# SJ's: What words would you hope these people would use to describe you?



## Tuttle (Oct 30, 2009)

List three adjectives you would hope the following people in your life would use to describe you:

- spouse/significant other
- employer and/or employees
- children
- closest friend

Thanks!


----------



## Tucken (Dec 13, 2009)

- spouse/significant other
--- Loving, devoted, wonderful
- employer and/or employees
--- Hard-working, responsible, respected
- children
--- Same as spouse really, maybe I edit later
- closest friend
--- chill, nice, dependable


----------



## niss (Apr 25, 2010)

lbrb said:


> List three adjectives you would hope the following people in your life would use to describe you:
> 
> - spouse/significant other
> *Sensitive, loving, & true*
> ...


:happy::happy::happy:


----------



## WickedQueen (Jun 1, 2009)

Trustworthy, responsible, fair


----------



## Tanigi (Sep 25, 2010)

- Spouse/significant other
Understanding, loving, endearing

- Employer and/or employees
Capable, responsible, trustworthy

- Children
Understanding, smart, cool

- Closest friend
Understanding, trustworthy, fun


----------



## HandiAce (Nov 27, 2009)

Tuttle said:


> List three adjectives you would hope the following people in your life would use to describe you:
> 
> - spouse/significant other
> - employer and/or employees
> ...


SO: Caring, calm, novel.

Employer/Employees: Friendly, conscientious, resourceful.

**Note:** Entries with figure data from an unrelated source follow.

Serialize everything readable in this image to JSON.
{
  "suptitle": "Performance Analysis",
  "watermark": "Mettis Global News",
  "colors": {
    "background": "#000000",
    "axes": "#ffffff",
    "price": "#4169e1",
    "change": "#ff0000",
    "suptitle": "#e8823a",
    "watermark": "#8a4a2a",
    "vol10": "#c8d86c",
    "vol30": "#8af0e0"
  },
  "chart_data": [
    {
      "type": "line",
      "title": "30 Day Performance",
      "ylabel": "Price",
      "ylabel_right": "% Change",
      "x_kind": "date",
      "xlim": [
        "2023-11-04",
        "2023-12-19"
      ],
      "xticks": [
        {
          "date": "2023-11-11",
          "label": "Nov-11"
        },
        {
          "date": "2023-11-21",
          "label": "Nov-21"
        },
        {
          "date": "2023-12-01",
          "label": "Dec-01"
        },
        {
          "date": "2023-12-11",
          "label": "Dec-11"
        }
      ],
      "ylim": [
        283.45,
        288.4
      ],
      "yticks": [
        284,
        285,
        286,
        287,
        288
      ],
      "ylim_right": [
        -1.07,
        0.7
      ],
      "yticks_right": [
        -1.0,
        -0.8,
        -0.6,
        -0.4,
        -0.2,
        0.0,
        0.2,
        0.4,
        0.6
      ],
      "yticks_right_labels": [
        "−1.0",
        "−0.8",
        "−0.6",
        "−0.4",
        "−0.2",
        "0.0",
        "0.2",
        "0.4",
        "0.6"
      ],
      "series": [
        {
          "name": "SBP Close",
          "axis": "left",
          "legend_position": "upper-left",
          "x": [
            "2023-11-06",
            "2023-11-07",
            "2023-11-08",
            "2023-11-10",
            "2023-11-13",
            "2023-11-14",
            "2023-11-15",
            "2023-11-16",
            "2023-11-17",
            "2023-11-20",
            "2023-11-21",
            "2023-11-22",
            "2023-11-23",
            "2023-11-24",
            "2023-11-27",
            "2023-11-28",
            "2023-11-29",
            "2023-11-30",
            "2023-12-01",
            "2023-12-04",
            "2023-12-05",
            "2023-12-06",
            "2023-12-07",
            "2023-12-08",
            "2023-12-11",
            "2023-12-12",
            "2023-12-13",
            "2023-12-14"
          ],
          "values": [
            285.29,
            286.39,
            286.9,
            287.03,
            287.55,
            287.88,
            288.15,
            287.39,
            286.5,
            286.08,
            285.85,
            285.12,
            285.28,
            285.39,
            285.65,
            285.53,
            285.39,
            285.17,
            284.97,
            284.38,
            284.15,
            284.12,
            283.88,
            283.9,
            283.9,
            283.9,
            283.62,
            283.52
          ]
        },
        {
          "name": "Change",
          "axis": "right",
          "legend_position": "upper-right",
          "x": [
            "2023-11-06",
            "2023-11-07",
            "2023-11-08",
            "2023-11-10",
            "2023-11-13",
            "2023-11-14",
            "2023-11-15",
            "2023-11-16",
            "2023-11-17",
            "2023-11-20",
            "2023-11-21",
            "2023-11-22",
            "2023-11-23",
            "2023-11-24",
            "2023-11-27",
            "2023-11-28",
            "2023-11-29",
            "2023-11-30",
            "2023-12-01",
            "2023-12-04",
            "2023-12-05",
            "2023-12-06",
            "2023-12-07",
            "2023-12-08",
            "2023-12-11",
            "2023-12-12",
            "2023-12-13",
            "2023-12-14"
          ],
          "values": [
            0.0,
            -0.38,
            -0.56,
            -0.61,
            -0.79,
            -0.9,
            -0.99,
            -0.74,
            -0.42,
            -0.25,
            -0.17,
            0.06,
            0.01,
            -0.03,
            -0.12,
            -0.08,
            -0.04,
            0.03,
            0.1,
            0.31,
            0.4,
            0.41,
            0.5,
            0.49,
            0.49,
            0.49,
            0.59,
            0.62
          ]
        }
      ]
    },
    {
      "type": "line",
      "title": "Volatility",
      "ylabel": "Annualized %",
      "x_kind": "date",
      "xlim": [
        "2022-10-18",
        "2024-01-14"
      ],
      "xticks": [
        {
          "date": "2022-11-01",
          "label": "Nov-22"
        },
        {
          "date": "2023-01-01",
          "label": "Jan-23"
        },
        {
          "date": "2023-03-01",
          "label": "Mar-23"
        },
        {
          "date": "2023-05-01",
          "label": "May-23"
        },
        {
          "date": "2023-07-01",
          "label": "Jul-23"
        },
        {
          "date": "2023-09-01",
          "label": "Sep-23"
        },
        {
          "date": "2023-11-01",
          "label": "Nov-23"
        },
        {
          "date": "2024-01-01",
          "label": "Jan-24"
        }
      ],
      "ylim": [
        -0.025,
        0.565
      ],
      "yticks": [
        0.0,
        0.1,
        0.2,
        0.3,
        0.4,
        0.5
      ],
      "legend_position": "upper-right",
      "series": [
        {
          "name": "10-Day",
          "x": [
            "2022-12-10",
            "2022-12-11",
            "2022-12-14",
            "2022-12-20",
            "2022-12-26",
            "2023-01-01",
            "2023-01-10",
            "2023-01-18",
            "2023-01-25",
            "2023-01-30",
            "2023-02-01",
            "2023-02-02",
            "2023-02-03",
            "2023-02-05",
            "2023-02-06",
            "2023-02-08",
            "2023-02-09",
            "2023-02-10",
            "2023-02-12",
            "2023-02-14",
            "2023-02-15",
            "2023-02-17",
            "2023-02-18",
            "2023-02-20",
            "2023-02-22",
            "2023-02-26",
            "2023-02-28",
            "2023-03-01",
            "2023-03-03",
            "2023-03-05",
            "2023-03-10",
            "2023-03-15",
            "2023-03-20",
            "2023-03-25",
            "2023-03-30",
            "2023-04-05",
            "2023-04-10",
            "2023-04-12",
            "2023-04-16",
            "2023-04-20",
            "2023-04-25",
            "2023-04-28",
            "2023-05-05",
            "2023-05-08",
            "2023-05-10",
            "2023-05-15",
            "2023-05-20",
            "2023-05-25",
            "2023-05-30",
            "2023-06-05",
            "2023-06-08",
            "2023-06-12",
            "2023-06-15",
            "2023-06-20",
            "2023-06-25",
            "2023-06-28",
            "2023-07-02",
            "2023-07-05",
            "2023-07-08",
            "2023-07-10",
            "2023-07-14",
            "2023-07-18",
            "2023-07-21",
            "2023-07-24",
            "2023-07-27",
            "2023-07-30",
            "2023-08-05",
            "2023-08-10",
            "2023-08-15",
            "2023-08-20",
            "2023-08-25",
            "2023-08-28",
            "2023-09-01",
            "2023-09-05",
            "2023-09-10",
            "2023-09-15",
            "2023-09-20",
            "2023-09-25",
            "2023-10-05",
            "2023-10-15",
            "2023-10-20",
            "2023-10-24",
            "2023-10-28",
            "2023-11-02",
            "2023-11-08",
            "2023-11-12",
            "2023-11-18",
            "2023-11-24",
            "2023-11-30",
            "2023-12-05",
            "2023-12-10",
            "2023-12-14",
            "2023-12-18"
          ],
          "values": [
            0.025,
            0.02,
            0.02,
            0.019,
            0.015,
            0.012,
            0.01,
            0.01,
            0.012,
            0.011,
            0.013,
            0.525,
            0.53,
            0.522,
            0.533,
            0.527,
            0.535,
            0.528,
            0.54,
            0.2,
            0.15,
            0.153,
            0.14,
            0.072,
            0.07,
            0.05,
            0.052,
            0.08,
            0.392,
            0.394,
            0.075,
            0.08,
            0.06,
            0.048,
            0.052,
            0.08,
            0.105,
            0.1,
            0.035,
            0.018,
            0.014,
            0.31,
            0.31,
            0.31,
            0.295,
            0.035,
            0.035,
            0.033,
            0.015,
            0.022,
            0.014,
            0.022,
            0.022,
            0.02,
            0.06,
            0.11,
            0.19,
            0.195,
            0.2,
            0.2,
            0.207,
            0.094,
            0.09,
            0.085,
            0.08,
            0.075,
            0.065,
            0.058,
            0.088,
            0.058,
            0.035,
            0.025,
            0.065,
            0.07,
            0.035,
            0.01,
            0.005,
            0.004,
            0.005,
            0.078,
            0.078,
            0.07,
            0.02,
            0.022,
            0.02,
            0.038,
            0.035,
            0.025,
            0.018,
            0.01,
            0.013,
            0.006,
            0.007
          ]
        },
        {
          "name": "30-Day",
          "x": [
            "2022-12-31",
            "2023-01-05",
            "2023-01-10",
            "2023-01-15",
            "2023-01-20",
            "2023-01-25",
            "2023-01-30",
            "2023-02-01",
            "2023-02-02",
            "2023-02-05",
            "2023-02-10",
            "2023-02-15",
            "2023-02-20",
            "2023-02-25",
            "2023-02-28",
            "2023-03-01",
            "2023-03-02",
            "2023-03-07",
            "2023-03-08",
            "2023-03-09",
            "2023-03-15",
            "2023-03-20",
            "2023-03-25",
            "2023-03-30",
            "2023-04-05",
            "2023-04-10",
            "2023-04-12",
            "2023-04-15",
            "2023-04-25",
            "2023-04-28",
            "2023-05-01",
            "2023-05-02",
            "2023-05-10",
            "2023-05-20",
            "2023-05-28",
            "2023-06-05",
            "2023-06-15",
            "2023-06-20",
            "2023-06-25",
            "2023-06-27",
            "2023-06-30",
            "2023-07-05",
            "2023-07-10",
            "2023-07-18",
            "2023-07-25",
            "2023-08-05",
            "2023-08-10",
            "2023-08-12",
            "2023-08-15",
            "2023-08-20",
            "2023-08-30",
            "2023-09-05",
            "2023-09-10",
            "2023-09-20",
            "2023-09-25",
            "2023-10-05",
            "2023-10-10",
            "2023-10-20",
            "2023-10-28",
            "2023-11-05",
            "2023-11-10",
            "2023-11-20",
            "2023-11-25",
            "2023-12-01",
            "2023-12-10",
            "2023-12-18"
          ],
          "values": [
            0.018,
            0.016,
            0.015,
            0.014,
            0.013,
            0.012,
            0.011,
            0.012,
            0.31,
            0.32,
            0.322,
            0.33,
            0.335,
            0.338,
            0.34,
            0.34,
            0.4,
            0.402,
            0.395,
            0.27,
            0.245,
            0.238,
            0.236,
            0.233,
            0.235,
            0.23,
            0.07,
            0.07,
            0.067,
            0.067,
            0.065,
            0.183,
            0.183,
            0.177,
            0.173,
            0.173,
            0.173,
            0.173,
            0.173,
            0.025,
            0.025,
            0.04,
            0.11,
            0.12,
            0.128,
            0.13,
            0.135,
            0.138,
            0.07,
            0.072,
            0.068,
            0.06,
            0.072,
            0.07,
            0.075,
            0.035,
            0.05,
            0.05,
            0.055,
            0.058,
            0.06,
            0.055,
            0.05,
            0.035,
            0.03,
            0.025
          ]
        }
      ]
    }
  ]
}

Children (If I ever have any): Considerate, resourceful, wise.

Closest friend: Understanding, novel, dependable.


----------



## hpr (Sep 11, 2010)

- spouse/significant other
- loyal
- caring
- funny (the whole relationship-thing isn't going to work unless you find my weird jokes/sarcasm funny )

- employer and/or employees
- persistent
- dependable
- wise

- children (someone else's as I don't want own)
- funny
- caring
- good at board-games :blushed: (yea, I know it's not a one word)

- closest friend
- someone who's always there for them
- funny obviously
- caring


----------



## Wake (Aug 31, 2009)

- Idealistic
- Intends well
- Trustworthy
- Hard working
- Driven for greatness
- Serious yet comical
- Not too stubborn to change
- Realistic
- Not vulnerable to peer pressure

These apply to all btw. I wear no mask for anyone by principle.


----------



## HandiAce (Nov 27, 2009)

Wake said:


> - Idealistic


Could you explain this one? Considering that the post you made in my thread on SJ stereotypes I believe was a very realist comment. Do you mean like a visionary in a sense?


----------



## Wake (Aug 31, 2009)

HandiAce said:


> Could you explain this one? Considering that the post you made in my thread on SJ stereotypes I believe was a very realist comment. Do you mean like a visionary in a sense?


yep, things should go a certain way, and it bothers me when its not the case.


----------



## Narrator (Oct 11, 2009)

- spouse/significant other
Cute, f*cking wonderful, okay - in the forgiving, everyone has mistakes sense.

- employer and/or employees
Lovely (I've been called this by an employer and a fair few other figures of authority on seperate occasions, and it makes me very happy to hear it), different, a good worker

- children
Cool, weird, funny (I've been called all three of these by kids I work with and it makes me laugh, and happy to hear them say it) 

- closest friend
Okay (see significant other), 'worth alot to me', novel

Interesting excersize.

Hmm, I think I'd have to put a seperate category for if I had kids of my own. I'll put that too once I've thought of it.

I guess for kids of my own
'Always there for me', honest, 'a good mum'


----------